Who are the Afeniferes?
It is therefore essential for the true and selfless Yoruba sons and daughters to reflect on their conquered attitudes and laissez-faire dispositions to issues relating to their common destiny as a people. It is very paramount for them to truly take charge before the highly accommodating and sociable Yorubas are portrayed as irredentists, tribalists, anti-North, anti-Igbo, destabilising agents or centrifugal forces. On this subject matter, a commentator who simply identified himself as JOJ stated:
“It is as if we’ve ultimately accepted our fates either as nobodies or second class – if not third-class citizens of this part of the world. Ironically, however, we parade some of the best the world has to offer in terms of scholarship, erudition, intelligence, creativity, entrepreneurship, exposure and what have you. But the critical question is: what have we got to show for all these feats.
“The pathetic situation of the country is calling for alternative solutions, new initiatives and most importantly – competent and dependable hands to come to the rescue. When will the voices of reason, balance, progress and responsible leadership arise from this part of the world – I mean the authentic THIRD VOICE?
“If I may, therefore, ask: who are the likes of Baba Ayo Adebanjo, Chief Olu Falae, Reverend Emmanuel Gbonigi, Yinka Odumakin, Baba Reuben Fasoranti and many others speaking for? Whose agenda are Afenifere (either defunct or renewed), OPC, Yoruba Elders Council etc pursuing? Where did we sit and agree with them to be our spokespersons?
“They have contemptuously arrogated to themselves the right to speak and act on our behalf without the least regard for our feelings, sensibilities or interests. They act as if we don’t exist.

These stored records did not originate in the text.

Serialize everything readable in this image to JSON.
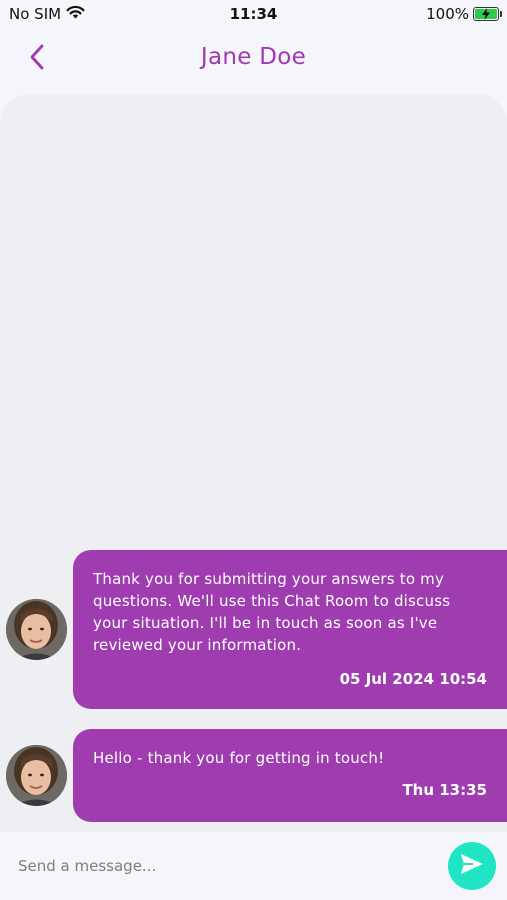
{
  "status_bar": {
    "carrier": "No SIM",
    "time": "11:34",
    "battery": "100%"
  },
  "header": {
    "title": "Jane Doe",
    "back_icon": "chevron-left-icon"
  },
  "messages": [
    {
      "text": "Thank you for submitting your answers to my questions. We'll use this Chat Room to discuss your situation. I'll be in touch as soon as I've reviewed your information.",
      "time": "05 Jul 2024 10:54"
    },
    {
      "text": "Hello - thank you for getting in touch!",
      "time": "Thu 13:35"
    }
  ],
  "composer": {
    "placeholder": "Send a message...",
    "send_icon": "send-icon"
  },
  "colors": {
    "accent": "#a03ab0",
    "bubble": "#9e3cb0",
    "send": "#21e4c4",
    "battery": "#2ecc4a"
  }
}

They sell ‘Omo Oodua’ dummy to us but their true intentions are always unmasked when issues bordering on the interests or our wellbeing come up,” he said.
It is apparent that for long, some voices have hidden under false pretences to present their selfish agenda as the common voice and position of all the south-west people.
Consequently, a prominent cleric, Dr Abu-Abdullah Adelabu once described Afenifere as a “bunch of tribalists and self-serving ambitious, greedy rivals driven by xenophobia and deep bigotry; and possessed by a delusion of their so-called cultural commonalities.”
Adelabu, the founder of the Africa Society Foundation in London said, “the only logic behind the Yoruba socio-cultural organization is that Afenifere exhibits the very paranoia that has made the Nigerians so hopeless and the Yoruba politicians so careless.”
Is it not time, therefore, that the true, unblemished, incorruptible and God-fearing set of people either take charge of the organisation or come up with a more acceptable one that will truly represent the Yorubas with their virtues and ‘omoluabi’ ethos in the national discourse before their image is further battered irredeemably.